Bangalore based, Coffee Day Enterprises said it has ₹518 crore of debt, comprising of both short and long term. It further goes on to state that it has defaulted on about ₹263 crore of payments. In a disclosure to stock exchanges, the Bengaluru-based company that runs a chain of Café Coffee Day outlets, said it owed ₹280 crore, availed of as cash credits from banks or financial institutions, and another ₹200 crore in unlisted debt services. It also owes interest on the defaulted loans.
The Lenders’ View
It is believed that Café Coffee Day owes money to four lenders, including Axis Bank, SSG Singapore, and Aditya Birla Finance. These debts are not new, and have remained on the company’s books since the demise of founder VG Siddartha. It is good to note that none of the lenders have moved the National Company Law Tribunal (NCLT) for the recovery of debts.
Blackstone Group which has bought out Global Technology Village in Bangalore for ₹2,700 crores. It is expected to shortly make its second tranche payment of ₹700 crore to Coffee Day.
The Blackstone Group has already paid out ₹2000 crores last March. Coffee Day is expecting the balance payments within the next two months.
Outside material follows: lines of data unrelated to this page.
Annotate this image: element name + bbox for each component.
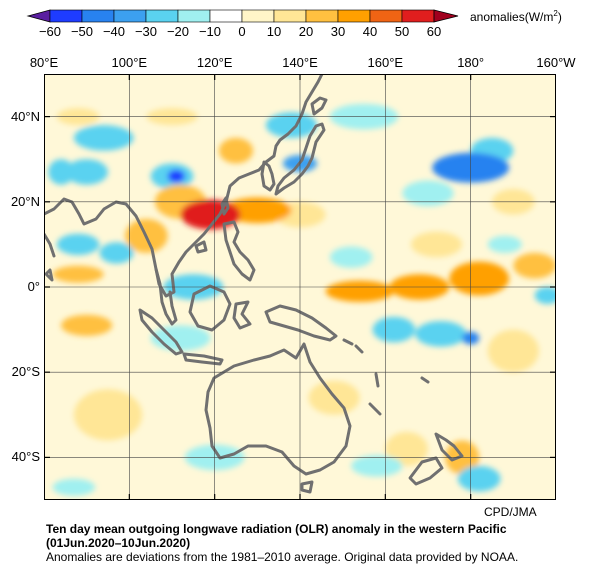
longitude-label: 160°W — [536, 55, 576, 70]
coastline-java — [182, 352, 224, 366]
longitude-label: 100°E — [111, 55, 148, 70]
map-frame — [44, 74, 556, 500]
coastline-sumatra — [138, 308, 184, 356]
colorbar-tick-label: −60 — [38, 24, 62, 39]
colorbar-bin — [337, 9, 371, 23]
negative-anomaly-patch — [329, 246, 373, 268]
negative-anomaly-patch — [415, 321, 467, 347]
negative-anomaly-patch — [48, 159, 74, 185]
colorbar-bin — [145, 9, 179, 23]
latitude-label: 40°S — [11, 449, 40, 465]
negative-anomaly-patch — [167, 169, 185, 183]
colorbar-bins — [49, 9, 435, 23]
colorbar-tick-label: 50 — [394, 24, 410, 39]
coastline-japan — [274, 122, 326, 196]
colorbar-tick-label: 40 — [362, 24, 378, 39]
colorbar-bin — [177, 9, 211, 23]
longitude-label: 120°E — [196, 55, 233, 70]
colorbar-units-label: anomalies(W/m2) — [470, 9, 562, 24]
positive-anomaly-patch — [61, 314, 113, 336]
caption-title: Ten day mean outgoing longwave radiation… — [46, 522, 507, 536]
latitude-label: 40°N — [10, 108, 40, 124]
colorbar-underflow-arrow — [26, 9, 51, 23]
colorbar-bin — [49, 9, 83, 23]
coastline-india — [44, 232, 56, 258]
coastline-sri-lanka — [44, 268, 54, 282]
colorbar-tick-label: 10 — [266, 24, 282, 39]
negative-anomaly-patch — [351, 455, 403, 477]
colorbar-bin — [113, 9, 147, 23]
colorbar-tick-label: −50 — [70, 24, 94, 39]
negative-anomaly-patch — [402, 180, 454, 207]
negative-anomaly-patch — [534, 287, 556, 305]
colorbar-tick-label: 30 — [330, 24, 346, 39]
colorbar-tick-label: −40 — [102, 24, 126, 39]
positive-anomaly-patch — [52, 265, 104, 283]
coastline-sulawesi — [232, 300, 252, 330]
coastline-korea — [260, 160, 276, 192]
colorbar-tick-label: 60 — [426, 24, 442, 39]
negative-anomaly-patch — [487, 235, 522, 253]
coastline-solomon-islands — [342, 338, 364, 354]
olr-anomaly-map — [44, 74, 556, 500]
colorbar-bin — [273, 9, 307, 23]
coastline-new-zealand-north — [434, 432, 464, 462]
coastline-vanuatu-fiji — [374, 372, 430, 388]
coastline-taiwan — [220, 196, 230, 216]
positive-anomaly-patch — [513, 252, 556, 279]
positive-anomaly-patch — [218, 137, 254, 164]
positive-anomaly-patch — [180, 199, 241, 230]
colorbar-tick-label: 0 — [238, 24, 246, 39]
negative-anomaly-patch — [99, 242, 134, 264]
caption-note: Anomalies are deviations from the 1981–2… — [46, 550, 519, 564]
negative-anomaly-patch — [372, 316, 416, 343]
credit-label: CPD/JMA — [484, 505, 537, 519]
positive-anomaly-patch — [487, 329, 539, 373]
latitude-label: 20°S — [11, 364, 40, 380]
longitude-label: 180° — [457, 55, 485, 70]
colorbar-bin — [209, 9, 243, 23]
colorbar-tick-label: −10 — [198, 24, 222, 39]
colorbar-bin — [369, 9, 403, 23]
positive-anomaly-patch — [449, 261, 510, 296]
colorbar-bin — [241, 9, 275, 23]
longitude-label: 160°E — [367, 55, 404, 70]
longitude-label: 140°E — [282, 55, 318, 70]
colorbar — [26, 9, 459, 23]
coastline-new-guinea — [264, 304, 338, 342]
positive-anomaly-patch — [223, 197, 292, 224]
colorbar-tick-label: −30 — [134, 24, 158, 39]
negative-anomaly-patch — [457, 465, 501, 492]
colorbar-overflow-arrow — [433, 9, 459, 23]
colorbar-tick-label: 20 — [298, 24, 314, 39]
positive-anomaly-patch — [325, 280, 394, 302]
map-grid — [44, 74, 556, 500]
coastline-new-caledonia — [368, 402, 382, 416]
caption-period: (01Jun.2020–10Jun.2020) — [46, 536, 191, 550]
negative-anomaly-patch — [73, 125, 134, 151]
longitude-label: 80°E — [29, 55, 59, 70]
colorbar-bin — [305, 9, 339, 23]
negative-anomaly-patch — [265, 112, 318, 138]
positive-anomaly-patch — [73, 389, 143, 441]
positive-anomaly-patch — [410, 231, 463, 258]
coastline-tasmania — [300, 480, 314, 494]
negative-anomaly-patch — [65, 159, 108, 185]
colorbar-tick-label: −20 — [166, 24, 190, 39]
colorbar-bin — [81, 9, 115, 23]
negative-anomaly-patch — [56, 233, 100, 256]
latitude-label: 20°N — [10, 193, 40, 209]
coastline-asia — [44, 74, 324, 298]
coastline-hainan — [194, 240, 208, 254]
negative-anomaly-patch — [52, 478, 96, 496]
coastline-new-zealand-south — [408, 456, 444, 486]
latitude-label: 0° — [27, 279, 40, 294]
coastline-hokkaido — [310, 96, 328, 116]
colorbar-bin — [401, 9, 435, 23]
coastline-philippines — [222, 220, 256, 282]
On receipt of ₹700 crore from Blackstone, the company will first clear the debt of Tanglin Development, which had owned Global Technology Village. The balance will be used to pay the four lenders proportionately.
What does the future hold?
Shares of Coffee Day were trading on the NSE at ₹26.05. The threat of bankruptcy is very real for the company right now. It may not be long before the lenders move the NCLT for recovery of debts. There are also rumours that the company may be forced to delist from the bourses.
It seems to be a string of bad news for the company which was the pioneer in shaping the café landscape in India.